The load_vuxml() function downloads or reuse a FreeBSD VuXML library and returns it as a Python dictionary.

The get_vulns_by_topics() function returns a dictionary of vulnerabilities IDs (VID) by topics from a VuXML data structure.

The get_vulns_by_packages() function returns a dictionary of VID by packages/versions from a VuXML data structure.

The get_vulns_by_references() function returns a dictionary of VID by category/reference from a VuXML data structure.

The get_vulns_by_discovery_dates(), get_vulns_by_discovery_dates() and get_vulns_by_discovery_dates() functions return a dictionary of VID by discovery, entry or modified dates from a VuXML data structure.

The search_vulns_by_regex() function returns a list of VID by regular expression in topics and/or descriptions.

The search_vulns_by_reference() function returns a list of VID by source & identifier in references. At least one of the source and identifier parameters should be defined.

The search_vulns_by_package() function returns a list of VID by name & version in affects. package_name is mandatory, package_version is optional. regex_names indicates if the package_name is a regular expression.

The is_valid_date() function returns True if the given string is a recognized date format (ie. "YYYY-MM-DD", "YYYY-MM" or "YYYY").

The search_vulns_by_discovery_date() function returns a list of VID by date in discovery dates.

The search_vulns_by_entry_date() function returns a list of VID by date in entry dates.

The search_vulns_by_modified_date() function returns a list of VID by date in modified dates.

The print_vuln() function pretty prints a vulnerability from a VID and a vulnerability data structure.
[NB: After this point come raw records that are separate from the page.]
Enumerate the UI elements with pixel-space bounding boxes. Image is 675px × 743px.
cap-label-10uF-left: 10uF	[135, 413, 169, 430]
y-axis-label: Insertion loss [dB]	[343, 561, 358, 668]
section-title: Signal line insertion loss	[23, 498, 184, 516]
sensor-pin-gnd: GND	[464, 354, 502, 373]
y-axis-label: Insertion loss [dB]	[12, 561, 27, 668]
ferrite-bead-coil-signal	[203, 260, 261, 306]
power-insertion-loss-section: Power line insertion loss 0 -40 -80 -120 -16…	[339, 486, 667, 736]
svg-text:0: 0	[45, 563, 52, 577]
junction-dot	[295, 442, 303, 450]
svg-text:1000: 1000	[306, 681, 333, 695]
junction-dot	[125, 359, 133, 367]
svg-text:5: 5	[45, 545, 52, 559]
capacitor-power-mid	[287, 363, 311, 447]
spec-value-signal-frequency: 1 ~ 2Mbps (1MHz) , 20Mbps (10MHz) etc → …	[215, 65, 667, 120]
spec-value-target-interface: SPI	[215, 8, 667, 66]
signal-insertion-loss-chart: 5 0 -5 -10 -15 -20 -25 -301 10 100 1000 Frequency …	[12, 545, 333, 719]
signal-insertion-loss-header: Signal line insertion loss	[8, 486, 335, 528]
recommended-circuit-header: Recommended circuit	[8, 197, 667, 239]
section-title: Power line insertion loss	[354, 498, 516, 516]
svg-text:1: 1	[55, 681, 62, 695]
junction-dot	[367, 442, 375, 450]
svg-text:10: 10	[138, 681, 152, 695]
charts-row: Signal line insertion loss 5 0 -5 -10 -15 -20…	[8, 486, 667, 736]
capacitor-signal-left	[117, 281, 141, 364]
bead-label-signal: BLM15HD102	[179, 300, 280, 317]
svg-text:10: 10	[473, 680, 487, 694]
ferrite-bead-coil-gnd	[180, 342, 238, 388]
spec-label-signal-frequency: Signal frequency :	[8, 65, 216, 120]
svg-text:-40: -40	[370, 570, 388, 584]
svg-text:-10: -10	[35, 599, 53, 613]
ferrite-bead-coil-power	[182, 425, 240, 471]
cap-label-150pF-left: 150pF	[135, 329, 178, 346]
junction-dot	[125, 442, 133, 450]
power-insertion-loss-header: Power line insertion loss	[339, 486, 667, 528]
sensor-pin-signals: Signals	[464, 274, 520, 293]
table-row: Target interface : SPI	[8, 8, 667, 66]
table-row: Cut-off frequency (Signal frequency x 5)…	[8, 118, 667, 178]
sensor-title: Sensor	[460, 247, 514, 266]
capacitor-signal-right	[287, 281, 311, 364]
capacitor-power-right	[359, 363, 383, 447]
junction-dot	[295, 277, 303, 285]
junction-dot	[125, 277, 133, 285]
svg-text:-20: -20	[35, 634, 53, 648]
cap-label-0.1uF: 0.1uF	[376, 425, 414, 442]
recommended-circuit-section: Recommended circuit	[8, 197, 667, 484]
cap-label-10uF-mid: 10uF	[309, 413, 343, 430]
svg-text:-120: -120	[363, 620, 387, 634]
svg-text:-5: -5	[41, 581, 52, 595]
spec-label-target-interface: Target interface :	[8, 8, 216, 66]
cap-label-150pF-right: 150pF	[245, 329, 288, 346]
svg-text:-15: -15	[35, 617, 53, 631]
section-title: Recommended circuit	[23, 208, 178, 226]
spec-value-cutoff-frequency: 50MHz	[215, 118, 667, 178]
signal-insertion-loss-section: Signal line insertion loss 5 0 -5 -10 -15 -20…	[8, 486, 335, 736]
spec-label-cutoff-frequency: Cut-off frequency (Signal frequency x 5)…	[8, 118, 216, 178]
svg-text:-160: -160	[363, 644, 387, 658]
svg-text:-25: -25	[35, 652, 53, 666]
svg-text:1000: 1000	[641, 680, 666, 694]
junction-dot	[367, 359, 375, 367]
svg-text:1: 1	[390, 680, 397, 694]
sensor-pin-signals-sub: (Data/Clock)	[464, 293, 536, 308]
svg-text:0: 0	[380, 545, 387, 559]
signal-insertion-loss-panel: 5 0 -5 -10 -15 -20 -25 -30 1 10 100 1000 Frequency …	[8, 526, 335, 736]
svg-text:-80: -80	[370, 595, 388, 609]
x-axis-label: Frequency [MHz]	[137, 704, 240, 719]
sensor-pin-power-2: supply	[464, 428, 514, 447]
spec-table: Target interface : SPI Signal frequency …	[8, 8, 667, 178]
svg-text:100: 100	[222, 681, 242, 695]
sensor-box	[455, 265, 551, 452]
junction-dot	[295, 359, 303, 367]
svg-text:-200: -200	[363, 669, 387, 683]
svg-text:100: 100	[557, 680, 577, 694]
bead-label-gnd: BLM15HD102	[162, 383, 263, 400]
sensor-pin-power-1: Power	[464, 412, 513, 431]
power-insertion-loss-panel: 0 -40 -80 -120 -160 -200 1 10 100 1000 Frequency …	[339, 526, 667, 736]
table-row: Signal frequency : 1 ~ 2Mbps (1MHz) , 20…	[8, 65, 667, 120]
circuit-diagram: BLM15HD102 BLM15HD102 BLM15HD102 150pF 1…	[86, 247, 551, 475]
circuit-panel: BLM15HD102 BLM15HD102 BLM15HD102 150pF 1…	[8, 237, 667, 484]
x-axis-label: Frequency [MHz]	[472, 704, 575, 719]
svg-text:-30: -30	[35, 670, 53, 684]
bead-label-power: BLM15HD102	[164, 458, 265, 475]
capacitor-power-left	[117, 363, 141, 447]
The optional show_description parameter indicates if a text rendering of the description field (in HTML) is required.

ENVIRONMENT

The VUXML_DEBUG environment variable can be set to any value to enable debug mode.

The LOCALAPPDATA and TMP environment variables under Windows, and HOME, TMPDIR and TMP environment variables under other operating systems can influence the caching directory used.

SEE ALSO

vuxml(1), VuXML website FreeBSD VuXML website VuXML database explanation in the Porter's handbook VuXML database as a FreeBSD port pkg-audit(8), vxquery

STANDARDS

The library “vuxml” is not a standard UNIX one.

It tries to follow the PEP 8 style guide for Python code.

PORTABILITY

Tested OK under Windows.

Packaged for FreeBSD as pyXX-pnu-vuxml.

HISTORY

This library was made for the PNU project

While working on the pipinfo(1) tool, I noticed that some Python packages installed as FreeBSD ports where marked as vulnerable in Python advisories but not in FreeBSD ports advisories.

I made a tool called pysec2vuxml to check the 4000+ FreeBSD ports of Python packages, and found around 1% of them vulnerable.

So I made this library in order to verify if these vulnerable ports where also marked as vulnerable in FreeBSD VuXML, and got carried away writing a full utility demonstrating its use!

LICENSE

This library is available under the 3-clause BSD license.

AUTHORS

Hubert Tournier

CAVEATS

PORTEPOCH (ie. software versions ending with ",number") is not taken into account when checking if a vulnerable Python package is also a vulnerable FreeBSD port.

Exotic version numbers (ie. with letters for example) are also not taken into account.